Moppet, sitting up in bed, welcomed her sister with open arms, and drank the milk thirstily, as Betty told her that all was safe, and that Captain Yorke was now well on his way.

"I'm as glad as can be," said Moppet, who was troubled with no conscientious scruples whatsoever, and was now beginning to enjoy herself intensely at sharing a mystery with Betty; "I told him you were gone, after the big clock struck three, and oh, Betty, he kissed my hand through the hole in the chimney."

"Did he?" said Betty, flushing brightly under Moppet's keen glance.

"And I sat there and shivered," went on Moppet, discreetly dropping that branch of the subject, "for I could hear his feet as he climbed, and once he slipped and I was so frightened lest he should come tumbling down and our fine plot be discovered. Betty, Betty, what a fine flutter Oliver and Josiah will be in at breakfast!"

"Don't talk of it," said Betty, shivering in her turn; "go to sleep, Moppet, and I will fly to my chamber, for it is not well that I should be discovered here, dressed. Oliver is not one to notice; now lie still until you are called for rising;" and Betty tripped back to her own room, where, tearing off her dress, she threw her tired little self on the bed to rest, if not to sleep, for the short hours that remained before breakfast.

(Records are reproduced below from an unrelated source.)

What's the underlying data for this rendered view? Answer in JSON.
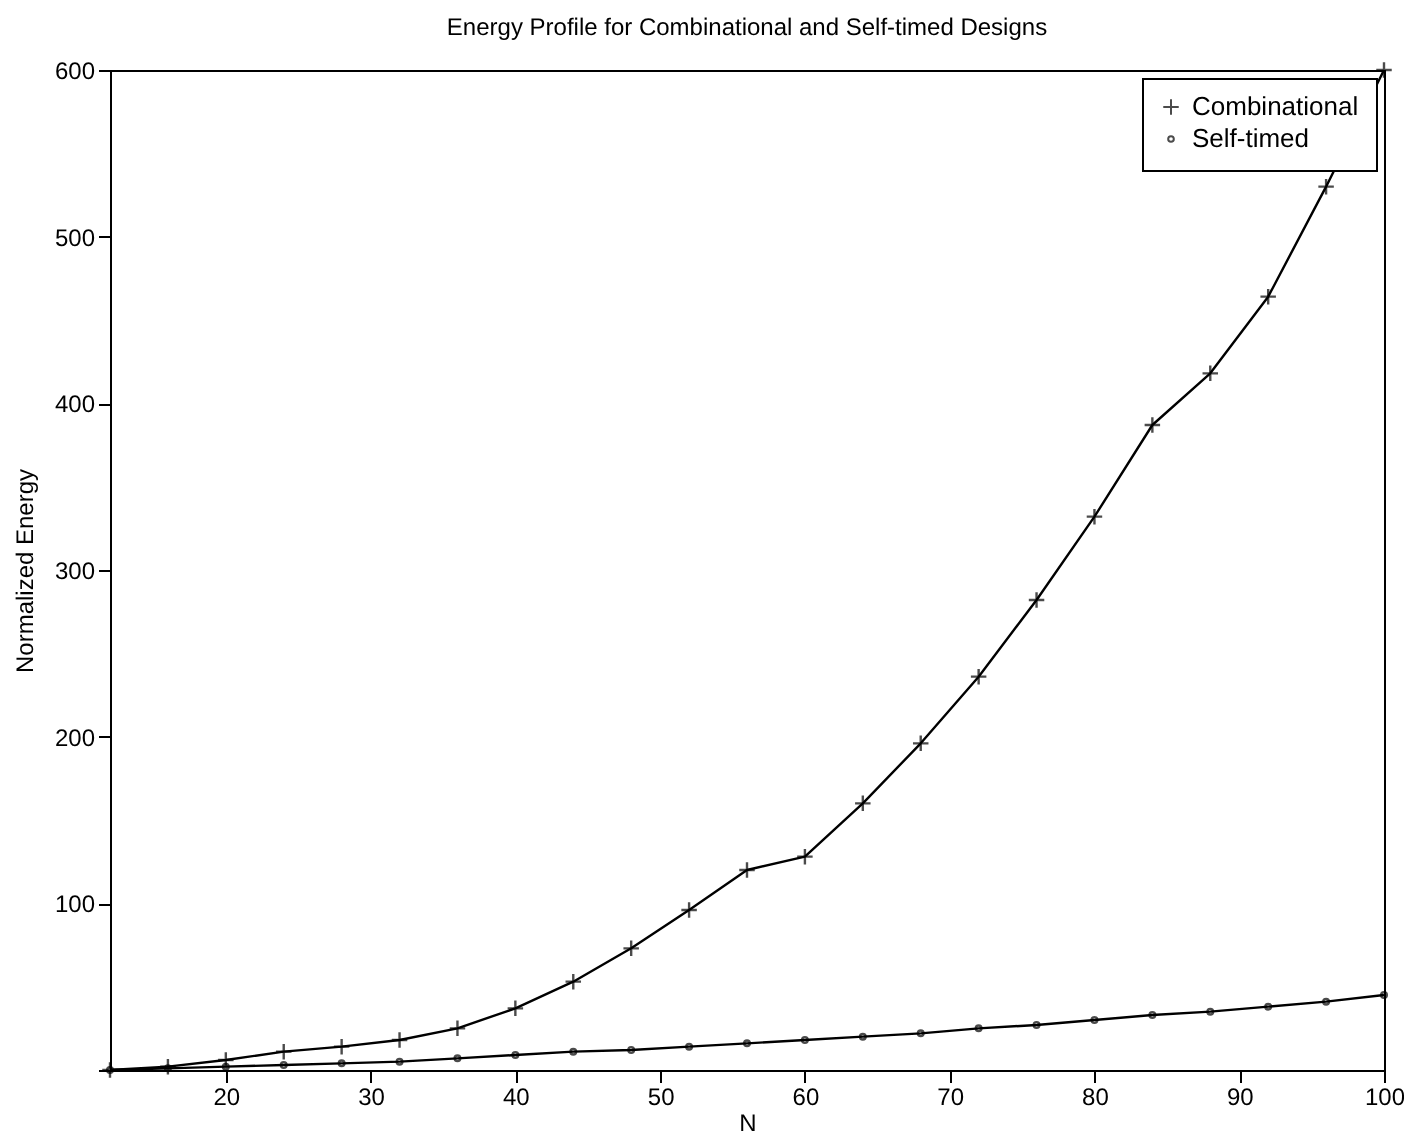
{
  "chart_data": {
    "type": "line",
    "title": "Energy Profile for Combinational and Self-timed Designs",
    "xlabel": "N",
    "ylabel": "Normalized Energy",
    "x": [
      12,
      16,
      20,
      24,
      28,
      32,
      36,
      40,
      44,
      48,
      52,
      56,
      60,
      64,
      68,
      72,
      76,
      80,
      84,
      88,
      92,
      96,
      100
    ],
    "series": [
      {
        "name": "Combinational",
        "color": "#000000",
        "marker": "cross",
        "values": [
          0,
          2,
          6,
          11,
          14,
          18,
          25,
          37,
          53,
          73,
          96,
          120,
          128,
          160,
          196,
          236,
          282,
          332,
          387,
          418,
          464,
          530,
          600
        ]
      },
      {
        "name": "Self-timed",
        "color": "#000000",
        "marker": "circle",
        "values": [
          0,
          1,
          2,
          3,
          4,
          5,
          7,
          9,
          11,
          12,
          14,
          16,
          18,
          20,
          22,
          25,
          27,
          30,
          33,
          35,
          38,
          41,
          45
        ]
      }
    ],
    "xlim": [
      12,
      100
    ],
    "xticks": [
      20,
      30,
      40,
      50,
      60,
      70,
      80,
      90,
      100
    ],
    "ylim": [
      0,
      600
    ],
    "yticks": [
      {
        "value": 0,
        "label": null
      },
      100,
      200,
      300,
      400,
      500,
      600
    ],
    "grid": false,
    "legend": "top right",
    "line_style": "solid"
  }
}
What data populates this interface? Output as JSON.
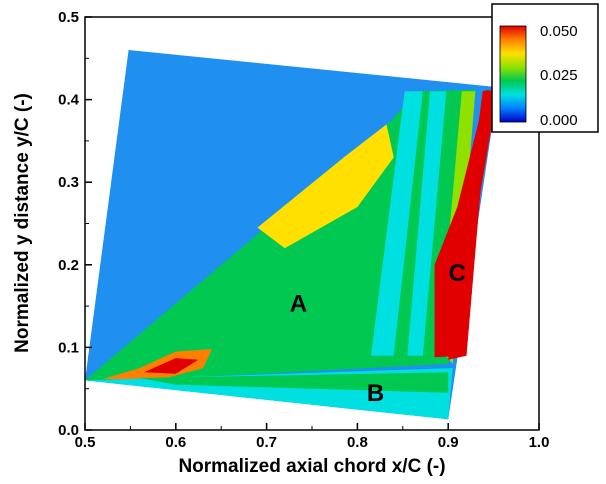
{
  "chart_data": {
    "type": "heatmap",
    "xlabel": "Normalized axial chord x/C (-)",
    "ylabel": "Normalized y distance y/C (-)",
    "xlim": [
      0.5,
      1.0
    ],
    "ylim": [
      0.0,
      0.5
    ],
    "x_ticks": [
      "0.5",
      "0.6",
      "0.7",
      "0.8",
      "0.9",
      "1.0"
    ],
    "y_ticks": [
      "0.0",
      "0.1",
      "0.2",
      "0.3",
      "0.4",
      "0.5"
    ],
    "colorbar": {
      "min": 0.0,
      "max": 0.05,
      "tick_labels": [
        "0.050",
        "0.025",
        "0.000"
      ],
      "colors": [
        "#0000c8",
        "#0080ff",
        "#00e0e0",
        "#00c850",
        "#90e000",
        "#ffe000",
        "#ff8000",
        "#e00000"
      ]
    },
    "background_color": "#1f8ff0",
    "regions": [
      {
        "label": "A",
        "x": 0.735,
        "y": 0.153,
        "level": 0.028
      },
      {
        "label": "B",
        "x": 0.82,
        "y": 0.045,
        "level": 0.014
      },
      {
        "label": "C",
        "x": 0.91,
        "y": 0.19,
        "level": 0.05
      }
    ],
    "domain_quad": [
      [
        0.548,
        0.46
      ],
      [
        0.955,
        0.415
      ],
      [
        0.9,
        0.013
      ],
      [
        0.5,
        0.06
      ]
    ],
    "fields": [
      {
        "name": "wedge",
        "level": 0.022,
        "polygon": [
          [
            0.5,
            0.06
          ],
          [
            0.838,
            0.375
          ],
          [
            0.865,
            0.41
          ],
          [
            0.93,
            0.412
          ],
          [
            0.9,
            0.08
          ],
          [
            0.55,
            0.06
          ]
        ]
      },
      {
        "name": "upper-hot-band",
        "level": 0.036,
        "polygon": [
          [
            0.69,
            0.245
          ],
          [
            0.785,
            0.33
          ],
          [
            0.832,
            0.37
          ],
          [
            0.84,
            0.33
          ],
          [
            0.8,
            0.27
          ],
          [
            0.72,
            0.22
          ]
        ]
      },
      {
        "name": "cyan-streak-1",
        "level": 0.013,
        "polygon": [
          [
            0.852,
            0.41
          ],
          [
            0.872,
            0.41
          ],
          [
            0.84,
            0.09
          ],
          [
            0.815,
            0.09
          ]
        ]
      },
      {
        "name": "cyan-streak-2",
        "level": 0.011,
        "polygon": [
          [
            0.88,
            0.41
          ],
          [
            0.898,
            0.41
          ],
          [
            0.872,
            0.09
          ],
          [
            0.855,
            0.09
          ]
        ]
      },
      {
        "name": "wake-core",
        "level": 0.042,
        "polygon": [
          [
            0.52,
            0.062
          ],
          [
            0.56,
            0.075
          ],
          [
            0.6,
            0.095
          ],
          [
            0.64,
            0.098
          ],
          [
            0.63,
            0.075
          ],
          [
            0.58,
            0.06
          ]
        ]
      },
      {
        "name": "wake-tip",
        "level": 0.05,
        "polygon": [
          [
            0.565,
            0.07
          ],
          [
            0.6,
            0.087
          ],
          [
            0.625,
            0.085
          ],
          [
            0.6,
            0.068
          ]
        ]
      },
      {
        "name": "lower-band",
        "level": 0.016,
        "polygon": [
          [
            0.5,
            0.06
          ],
          [
            0.905,
            0.075
          ],
          [
            0.9,
            0.013
          ]
        ]
      },
      {
        "name": "inner-band",
        "level": 0.021,
        "polygon": [
          [
            0.56,
            0.063
          ],
          [
            0.9,
            0.07
          ],
          [
            0.9,
            0.045
          ],
          [
            0.6,
            0.055
          ]
        ]
      },
      {
        "name": "green-rim",
        "level": 0.027,
        "polygon": [
          [
            0.905,
            0.08
          ],
          [
            0.93,
            0.41
          ],
          [
            0.915,
            0.41
          ],
          [
            0.89,
            0.1
          ]
        ]
      },
      {
        "name": "trailing-edge-red",
        "level": 0.05,
        "polygon": [
          [
            0.9,
            0.085
          ],
          [
            0.938,
            0.41
          ],
          [
            0.945,
            0.412
          ],
          [
            0.92,
            0.09
          ]
        ]
      },
      {
        "name": "red-region",
        "level": 0.05,
        "polygon": [
          [
            0.9,
            0.09
          ],
          [
            0.925,
            0.26
          ],
          [
            0.945,
            0.41
          ],
          [
            0.955,
            0.415
          ],
          [
            0.905,
            0.088
          ],
          [
            0.9,
            0.088
          ]
        ]
      },
      {
        "name": "red-region-body",
        "level": 0.05,
        "polygon": [
          [
            0.885,
            0.088
          ],
          [
            0.885,
            0.2
          ],
          [
            0.91,
            0.27
          ],
          [
            0.935,
            0.38
          ],
          [
            0.945,
            0.412
          ],
          [
            0.92,
            0.09
          ]
        ]
      }
    ]
  }
}
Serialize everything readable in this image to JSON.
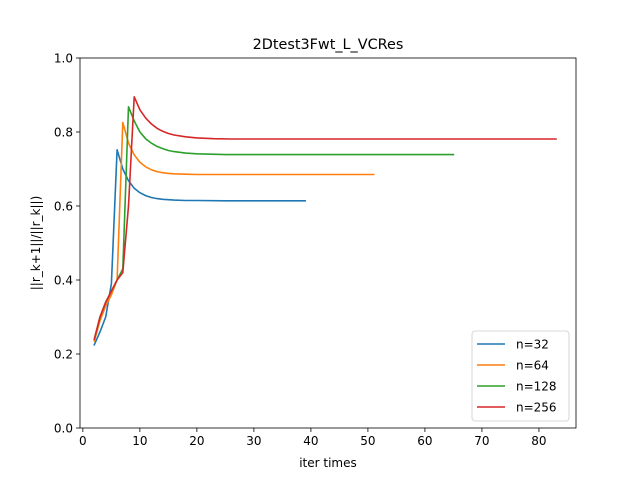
{
  "chart_data": {
    "type": "line",
    "title": "2Dtest3Fwt_L_VCRes",
    "xlabel": "iter times",
    "ylabel": "||r_k+1||/||r_k||)",
    "xlim": [
      -0.5,
      86.5
    ],
    "ylim": [
      0.0,
      1.0
    ],
    "xticks": [
      0,
      10,
      20,
      30,
      40,
      50,
      60,
      70,
      80
    ],
    "yticks": [
      0.0,
      0.2,
      0.4,
      0.6,
      0.8,
      1.0
    ],
    "xtick_labels": [
      "0",
      "10",
      "20",
      "30",
      "40",
      "50",
      "60",
      "70",
      "80"
    ],
    "ytick_labels": [
      "0.0",
      "0.2",
      "0.4",
      "0.6",
      "0.8",
      "1.0"
    ],
    "grid": false,
    "legend_position": "lower-right",
    "series": [
      {
        "name": "n=32",
        "color": "#1f77b4",
        "x": [
          2,
          3,
          4,
          5,
          6,
          7,
          8,
          9,
          10,
          11,
          12,
          13,
          14,
          15,
          16,
          18,
          20,
          25,
          30,
          35,
          39
        ],
        "y": [
          0.225,
          0.26,
          0.3,
          0.39,
          0.752,
          0.7,
          0.668,
          0.648,
          0.636,
          0.628,
          0.623,
          0.62,
          0.618,
          0.617,
          0.616,
          0.615,
          0.615,
          0.614,
          0.614,
          0.614,
          0.614
        ]
      },
      {
        "name": "n=64",
        "color": "#ff7f0e",
        "x": [
          2,
          3,
          4,
          5,
          6,
          7,
          8,
          9,
          10,
          11,
          12,
          13,
          14,
          15,
          16,
          18,
          20,
          25,
          30,
          40,
          51
        ],
        "y": [
          0.235,
          0.29,
          0.33,
          0.36,
          0.4,
          0.826,
          0.77,
          0.738,
          0.718,
          0.706,
          0.698,
          0.693,
          0.69,
          0.688,
          0.687,
          0.686,
          0.685,
          0.685,
          0.685,
          0.685,
          0.685
        ]
      },
      {
        "name": "n=128",
        "color": "#2ca02c",
        "x": [
          2,
          3,
          4,
          5,
          6,
          7,
          8,
          9,
          10,
          11,
          12,
          13,
          14,
          15,
          16,
          18,
          20,
          25,
          30,
          40,
          50,
          65
        ],
        "y": [
          0.24,
          0.3,
          0.34,
          0.37,
          0.4,
          0.43,
          0.868,
          0.83,
          0.8,
          0.782,
          0.77,
          0.761,
          0.755,
          0.75,
          0.747,
          0.743,
          0.741,
          0.739,
          0.739,
          0.739,
          0.739,
          0.739
        ]
      },
      {
        "name": "n=256",
        "color": "#d62728",
        "x": [
          2,
          3,
          4,
          5,
          6,
          7,
          8,
          9,
          10,
          11,
          12,
          13,
          14,
          15,
          16,
          18,
          20,
          23,
          26,
          30,
          40,
          50,
          60,
          70,
          83
        ],
        "y": [
          0.24,
          0.3,
          0.34,
          0.37,
          0.4,
          0.42,
          0.6,
          0.895,
          0.86,
          0.838,
          0.822,
          0.81,
          0.802,
          0.796,
          0.792,
          0.787,
          0.784,
          0.782,
          0.781,
          0.781,
          0.781,
          0.781,
          0.781,
          0.781,
          0.781
        ]
      }
    ]
  }
}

The Wolcott household was one that was early astir, however, and Chloe, the old colored cook, was out in the barn searching for eggs, and Miss Bidwell had laid the breakfast cloth and polished the silver by half past six, when Miss Euphemia knocked briskly at the door where Pamela and Dolly Trumbull were slumbering sweetly, and resolved that she would request Oliver to permit Captain Yorke to come down and breakfast with the family. "For," mused Miss Euphemia, "our obligations to that young man should make some difference, I think, in his treatment; I must try to persuade Oliver to detain him here until my brother's return, for although I did not think it prudent to say so, I confess I am no more anxious to keep him prisoner than Betty was."

But Miss Euphemia had not more than descended at half past seven precisely (her usual hour) when Oliver came hastily into the room, demanding a hammer and chisel, and with such evident dismay upon his countenance that Miss Euphemia asked if anything was the matter.

"I do not know," said Oliver, searching the drawer for the desired implements; "I called and knocked smartly at Captain Yorke's door to ask him if he desired hot water, and to offer him a change of clean linen (as we are much the same size and build); but although I made sufficient noise to wake the hardest sleeper, no response did I receive. Then I unbolted the door, intending to enter, but he has fastened it on the inside, and"—

"He is ill," cried Miss Euphemia, in alarm. "I noted he looked pale last night."

"Much more likely 'tis some device to alarm us," said Oliver, seizing the chisel, and Miss Euphemia followed him as he went hurriedly up the front staircase. At its top stood Huntington.